Not surprisingly, Mbeki’s neoliberal inclinations have copped little criticism outside South Africa. The same cannot be said about his bizarre attitude towards Aids: he has consistently held that the connection between the deadly disease and the HIV virus is a convenient figment of Big Pharma’s imagination, and that those who insist otherwise are casting aspersions on African culture. The rapaciousness of leading pharmaceutical multinationals is not in doubt, but the broad consensus among medical scientists on the HIV-Aids link can hardly be ignored.

As a cavalier intellectual position, it may have had no more than curiosity value, but Mbeki actually denied South Africans free access to anti-retroviral medicines — a decision that is believed to have cost thousands of lives, including those of infants born with HIV. Cape Town’s Anglican archbishop Njogonkulu Ndungane said the official approach was “as serious a crime against humanity as apartheid”. Aids researcher and former Mbeki confidant Malegaparu Makgoba said the government’s denialist tendency amounted to genocide. Schoolchildren reportedly dubbed Mbeki ‘Comrade Undertaker’. And since he retired as president nine years ago, Mandela has been devoting a substantial proportion of his energies to raising awareness of Aids and funds for research.
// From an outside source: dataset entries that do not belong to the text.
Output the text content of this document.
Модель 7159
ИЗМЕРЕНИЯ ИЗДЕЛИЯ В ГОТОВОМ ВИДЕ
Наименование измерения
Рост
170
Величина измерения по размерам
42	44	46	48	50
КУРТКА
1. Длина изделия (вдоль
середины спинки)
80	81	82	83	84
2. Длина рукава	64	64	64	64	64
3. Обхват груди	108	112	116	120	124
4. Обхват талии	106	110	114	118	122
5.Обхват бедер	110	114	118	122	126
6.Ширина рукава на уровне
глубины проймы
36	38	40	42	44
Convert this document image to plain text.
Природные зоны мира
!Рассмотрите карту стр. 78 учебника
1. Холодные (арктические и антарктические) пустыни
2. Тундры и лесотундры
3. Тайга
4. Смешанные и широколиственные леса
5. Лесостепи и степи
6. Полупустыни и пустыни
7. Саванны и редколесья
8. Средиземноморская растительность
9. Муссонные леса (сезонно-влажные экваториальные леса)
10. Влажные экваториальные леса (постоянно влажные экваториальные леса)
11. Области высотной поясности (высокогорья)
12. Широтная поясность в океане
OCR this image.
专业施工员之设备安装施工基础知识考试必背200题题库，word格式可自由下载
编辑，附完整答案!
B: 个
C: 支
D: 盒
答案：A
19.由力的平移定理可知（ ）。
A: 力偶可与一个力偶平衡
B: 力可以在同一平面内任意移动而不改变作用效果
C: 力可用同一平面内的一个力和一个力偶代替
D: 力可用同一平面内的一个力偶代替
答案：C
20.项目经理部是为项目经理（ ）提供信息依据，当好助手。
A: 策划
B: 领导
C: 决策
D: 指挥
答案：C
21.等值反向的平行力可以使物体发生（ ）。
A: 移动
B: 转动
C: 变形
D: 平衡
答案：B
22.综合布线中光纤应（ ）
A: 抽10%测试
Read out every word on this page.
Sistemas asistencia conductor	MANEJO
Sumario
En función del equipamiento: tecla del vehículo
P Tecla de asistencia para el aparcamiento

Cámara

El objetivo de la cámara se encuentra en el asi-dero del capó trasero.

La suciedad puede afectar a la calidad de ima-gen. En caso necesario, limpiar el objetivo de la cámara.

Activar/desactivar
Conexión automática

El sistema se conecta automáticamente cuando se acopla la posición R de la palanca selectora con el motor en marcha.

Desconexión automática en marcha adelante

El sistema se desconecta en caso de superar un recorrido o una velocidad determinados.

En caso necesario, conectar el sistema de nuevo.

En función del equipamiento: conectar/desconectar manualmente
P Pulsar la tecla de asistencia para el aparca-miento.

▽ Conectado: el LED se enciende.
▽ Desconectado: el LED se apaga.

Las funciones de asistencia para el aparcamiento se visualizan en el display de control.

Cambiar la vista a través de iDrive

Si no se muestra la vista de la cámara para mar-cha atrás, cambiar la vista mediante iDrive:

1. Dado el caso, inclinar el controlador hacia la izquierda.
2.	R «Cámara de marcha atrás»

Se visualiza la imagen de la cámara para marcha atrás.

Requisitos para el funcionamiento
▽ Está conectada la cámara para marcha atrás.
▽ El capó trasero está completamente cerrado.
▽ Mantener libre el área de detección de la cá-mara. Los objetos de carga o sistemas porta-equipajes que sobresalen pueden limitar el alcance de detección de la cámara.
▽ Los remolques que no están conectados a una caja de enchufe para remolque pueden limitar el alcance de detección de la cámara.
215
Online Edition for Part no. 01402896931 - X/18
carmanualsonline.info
Mbeki’s exit last week was followed by that of his health minister, Manto Tshabalala-Msimang, who held that garlic and lemon juice was a suitable remedy for the affliction. Her successor, fortunately, does not share those views. On this front, at least, some improvement can be expected in South Africa. More broadly, it would be futile to count on fundamental changes. Although Zuma has enjoyed the backing of forces that opposed Mbeki’s economic priorities, including the Communist Party and the powerful trade union federation Cosatu, their ability to influence the ANC’s direction amid its ongoing factional squabbles remains questionable.

When it comes, history’s verdict on the man who said he wanted not only to transform his own country but to usher in a golden era throughout Africa is unlikely to be complimentary, and may even be considerably harsh. At best he could be perceived as a fatally flawed tragic hero. For the moment, two words will suffice as a political epitaph that could double as an interim verdict on the ANC: wasted opportunities.